What the neighborhood board did is understandable, he said, but the community association prefers to take a common sense approach and has asked businesses to self-regulate.

"We recognize that people have businesses to run and we're trying to make sure we're all in this together," Cestare said, adding that the film industry has been very cooperative while the wedding business and kayak rentals don't always comply.

The $2.5 million water main project is scheduled to end Nov. 26 and has not always taken up street parking, said Moani Wright-Van Alst, Board of Water Supply spokeswoman.

The problem is also aggravated by some photography tours, said Dave Miyamoto, president of the Oahu Wedding Association, whose members are told to follow the rules. The tours take the bride and groom to several scenic sites around the island to be photographed.

"(Limousine drivers) figure they're going to be here 15 minutes, so they just park the limo there or right on the bike path," Miyamoto said. "It makes it worse for other photographers that follow the rules. What they're doing is creating problems for everybody."

MULTIPLE VIOLATORS

Richard Hagstrom, a Lanikai resident, said tree planting throughout the community has also eliminated parking.

Then there are the kayak rental businesses that were based out of Kailua Beach Park until the city limited operations there.

"No, it's more than just the wedding people," Hagstrom said. "The biggest violators are the kayakers."

Kayak businesses drop off the equipment for renters and return later in the day to pick them up, and that can take a lot of time when the trailers are partially blocking the road or parked in the bike path, he said.

While the number of wedding permits for Lanikai in the past 13 months totals just 76, hundreds more permits are issued that allow photography and video at dozens of approved sites, including Lanikai. It's unclear how many of those are actually used in Lanikai.

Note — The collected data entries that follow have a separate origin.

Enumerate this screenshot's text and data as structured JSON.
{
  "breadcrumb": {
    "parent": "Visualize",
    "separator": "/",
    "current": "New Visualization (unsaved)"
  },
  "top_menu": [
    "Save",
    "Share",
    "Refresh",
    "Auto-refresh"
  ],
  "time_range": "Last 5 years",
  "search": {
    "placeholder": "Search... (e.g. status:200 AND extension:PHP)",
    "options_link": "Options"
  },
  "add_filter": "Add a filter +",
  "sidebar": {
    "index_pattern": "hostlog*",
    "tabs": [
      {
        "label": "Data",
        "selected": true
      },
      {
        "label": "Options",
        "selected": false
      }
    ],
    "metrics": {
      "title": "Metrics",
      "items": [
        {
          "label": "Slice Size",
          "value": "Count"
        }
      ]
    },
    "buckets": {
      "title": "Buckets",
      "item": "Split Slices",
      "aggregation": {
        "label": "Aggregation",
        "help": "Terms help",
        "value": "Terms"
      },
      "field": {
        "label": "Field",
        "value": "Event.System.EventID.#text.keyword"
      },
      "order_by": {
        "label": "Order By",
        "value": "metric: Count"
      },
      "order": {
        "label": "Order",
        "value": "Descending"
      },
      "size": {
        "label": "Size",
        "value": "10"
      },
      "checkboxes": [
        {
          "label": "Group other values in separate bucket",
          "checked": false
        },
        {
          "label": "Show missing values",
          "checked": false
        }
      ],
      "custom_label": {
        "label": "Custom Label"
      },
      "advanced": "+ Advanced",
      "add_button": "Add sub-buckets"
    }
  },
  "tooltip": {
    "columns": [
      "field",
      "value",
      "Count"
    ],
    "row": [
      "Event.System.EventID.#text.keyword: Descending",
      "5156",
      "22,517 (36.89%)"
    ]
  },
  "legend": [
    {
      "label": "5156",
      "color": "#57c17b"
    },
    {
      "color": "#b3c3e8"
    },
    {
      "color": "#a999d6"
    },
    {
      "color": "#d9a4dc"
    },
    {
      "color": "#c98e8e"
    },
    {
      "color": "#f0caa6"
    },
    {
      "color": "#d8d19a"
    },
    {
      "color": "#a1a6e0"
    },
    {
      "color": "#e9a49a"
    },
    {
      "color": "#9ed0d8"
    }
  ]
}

The state Hawaii Film Office annually issues about 1,000 permits statewide, of which 400 are for wedding photography services at about 90 accessible locations in the islands. The other 600 are for film or photography at a wide range of locations not considered accessible, said Kevin Inouye, with the film office. The film office permit for Lanikai is good only for weekdays, Inouye said.

Many people think if they get a wedding permit from the DLNR, they are covered for photography and video, but that's not true, said Donne Dawson, state film commissioner. A separate permit is needed to photograph, film or video on land under state jurisdiction, like the beach or shoreline.

POLICE ENFORCEMENT

The two most sought-after O'ahu spots for beach weddings are Kahala with 467 permits in the past 13 months, and Wai'alae with 221 permits.

Wai'alae-Kahala has been relatively quiet lately as far as wedding complaints are concerned but they do flare up, said Richard Turbin, chairman of the Wai'alae-Kahala Neighborhood Board. The board has never taken a stance against beach weddings, Turbin said.

"We understand that the beaches should be available for weddings," he said. "That is a wonderful attraction that Hawai'i has, but the commercial wedding organizations need to be sensitive to residents' concerns and traffic problems."

Linda Ure, a Kailua board member, voted against the board's motion, saying the issue was parking enforcement, not wedding permits. Police should increase enforcement, Ure said, adding that the board should separately address wedding permits and parking problems. Ure cited Kahala, which dealt with its traffic problems due to weddings by asking for more police citations.

"HPD should be issuing citations to whoever parks illegally in bike lanes, unimproved sidewalks or in front of people's driveways," she said. "(Wai'alae-Kahala) advocated for better enforcement, and they got it. Kailua should do basically the same."